Griener Dunnerschdaag (Green Thursday)
According to Pennsylvania Dutch tradition, today is Griener Dunnerschdaag (Green Thursday), a culturally-specific name for Maundy Thursday in the liturgical calendar of the christian church.
On this particular day as the name implies, it is traditional among the Pennsylvania Dutch to eat something green. For many generations, this was wild greens, and dandelion (Bissebett) was considered a delicacy when young and tender. Other wild greens from the brassica family were also eaten, such as watercress (Schpringegress), chickweed (Hinkeldarrem), and if you were feeling particularly desperate, the morbidly bitter charlock field mustard (Moschdert) and wild lettuce (Millichgraut) would suffice. The bitterness of all of these greens was at least partially dependent on when Holy Week fell on the calendar each year. If it was early in the season, the greens were smaller and more palatable. Once they bloom, the greens become increasingly bitter.
All of these greens were once considered to be medicinal spring tonics for purifying the blood and preparing the body for the transition from the winter cold to the labor-intensive growing season. Families would go out into the fields and meadows with big oak-splint gathering baskets to harvest the greens for a salad served with hot bacon dressing and hardboiled eggs. The coming of spring is celebrated by eating greens across many cultures, yet very few are aware of the origins of this particular tradition.
According to custom, Green Thursday was set aside as a day for fasting, and typically the first of three days in succession, during which no meat was to be eaten, and greens were acceptable fare on days of fasting. Etymology suggests that originally “der grüne Donnerstag” may likely have held a different meaning.
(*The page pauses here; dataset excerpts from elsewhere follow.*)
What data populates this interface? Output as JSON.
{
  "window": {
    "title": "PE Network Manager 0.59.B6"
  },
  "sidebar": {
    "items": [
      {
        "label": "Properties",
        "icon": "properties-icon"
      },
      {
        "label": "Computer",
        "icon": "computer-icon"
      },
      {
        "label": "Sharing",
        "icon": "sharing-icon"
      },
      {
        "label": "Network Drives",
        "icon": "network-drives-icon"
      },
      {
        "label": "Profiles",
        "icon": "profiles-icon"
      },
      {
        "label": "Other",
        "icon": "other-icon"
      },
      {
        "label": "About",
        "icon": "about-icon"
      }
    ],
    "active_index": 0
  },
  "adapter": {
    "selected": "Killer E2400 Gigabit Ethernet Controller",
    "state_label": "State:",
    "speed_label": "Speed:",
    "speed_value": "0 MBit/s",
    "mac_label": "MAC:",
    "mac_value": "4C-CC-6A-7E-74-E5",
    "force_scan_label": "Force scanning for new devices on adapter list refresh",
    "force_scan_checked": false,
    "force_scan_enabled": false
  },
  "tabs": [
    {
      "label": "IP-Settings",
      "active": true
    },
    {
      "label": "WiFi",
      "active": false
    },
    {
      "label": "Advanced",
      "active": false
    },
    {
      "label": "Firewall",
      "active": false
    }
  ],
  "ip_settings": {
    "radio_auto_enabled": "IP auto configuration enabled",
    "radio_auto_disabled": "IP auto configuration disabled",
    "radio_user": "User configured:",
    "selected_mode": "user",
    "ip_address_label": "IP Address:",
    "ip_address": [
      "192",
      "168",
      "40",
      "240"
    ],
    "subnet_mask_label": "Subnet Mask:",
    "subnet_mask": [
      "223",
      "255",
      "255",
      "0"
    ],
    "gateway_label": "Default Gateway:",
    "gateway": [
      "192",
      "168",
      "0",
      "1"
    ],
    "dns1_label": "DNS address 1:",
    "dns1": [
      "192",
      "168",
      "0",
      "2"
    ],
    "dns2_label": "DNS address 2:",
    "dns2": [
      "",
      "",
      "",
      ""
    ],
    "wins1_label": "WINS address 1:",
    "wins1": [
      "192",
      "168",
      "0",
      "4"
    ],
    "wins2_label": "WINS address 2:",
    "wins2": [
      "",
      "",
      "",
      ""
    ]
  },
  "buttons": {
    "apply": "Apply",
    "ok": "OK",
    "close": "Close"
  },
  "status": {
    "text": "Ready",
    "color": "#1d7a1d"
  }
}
Rather than the color green, it was so-named with an old spelling of the word “greinen” (to lament), in keeping with its recommendations for fasting and penance. However, the unusual English word “Maundy” comes from the Latin word for “that which is mandated” – a reference to a new biblical “commandment.”
According to Christian tradition, Christ and his disciples celebrated Passover in Jerusalem. The story relates that Christ washed his disciples’ feet, and told them to “Love one another” as a new commandment. Christ also departed from tradition that evening by blessing the bread and wine as his body and blood, establishing the symbolism of the Eucharist, or the ritual of Holy Communion. This occurred on the very same night that he was betrayed and arrested in the Garden of Gethsemane, and the following day he was crucified on Good Friday. The majority of the Pennsylvania Dutch were members of Protestant churches and the observation of Green Thursday was a central part of Holy Week, when services were held in the evening of to remember the Last Supper. Among the Moravian, Anabaptist, and Pietist portions of the Pennsylvania Dutch community, especially among the Brethren, this service incorporated footwashing as part of their annual Love Feast celebration. Footwashing has more recently become widespread among protestants too, when some congregations re-enact the biblical narrative.
As religious observations influence broader trends in secular culture and vise-versa, not all Pennsylvania Dutch people necessarily took such interest in the biblical symbolism of the day. Some simply knew from oral tradition that “Uff Griener Dunnerschdaag sott mer ebbes grienes esse, noh grickt mer ken Fieber, Leis, odder Gretz!” (On Green Thursday, one should eat something green, then one won’t get the fever, lice, or the itch!)
Please Note: An earlier version of this article posted on 04/09/20 incorrectly suggested that Christ and his disciples celebrated the Seder, which is the traditional Jewish Passover meal, during which bitter greens are eaten as part of the meal. In fact, the Jewish celebration of the Seder emerged from rabbinical Judaism long after the time of Christ. Although many Christians are interested in Jewish Passover traditions because of perceived parallels with the gospel narratives, this interest is controversial, and unfortunately misconceptions and cultural appropriations abound during the Christian celebration of Holy Week. We appreciate the constructive suggestions from some of our readers to correct our post, and sincerely apologize for perpetuating a misinterpretation. As a cultural institution, we stand in solidarity with our Jewish friends and neighbors whose vibrant traditions are an important part of the region’s heritage. We hope that those who are interested in learning more about Jewish history and customs will join us in doing so in dialogue with members of the Jewish community.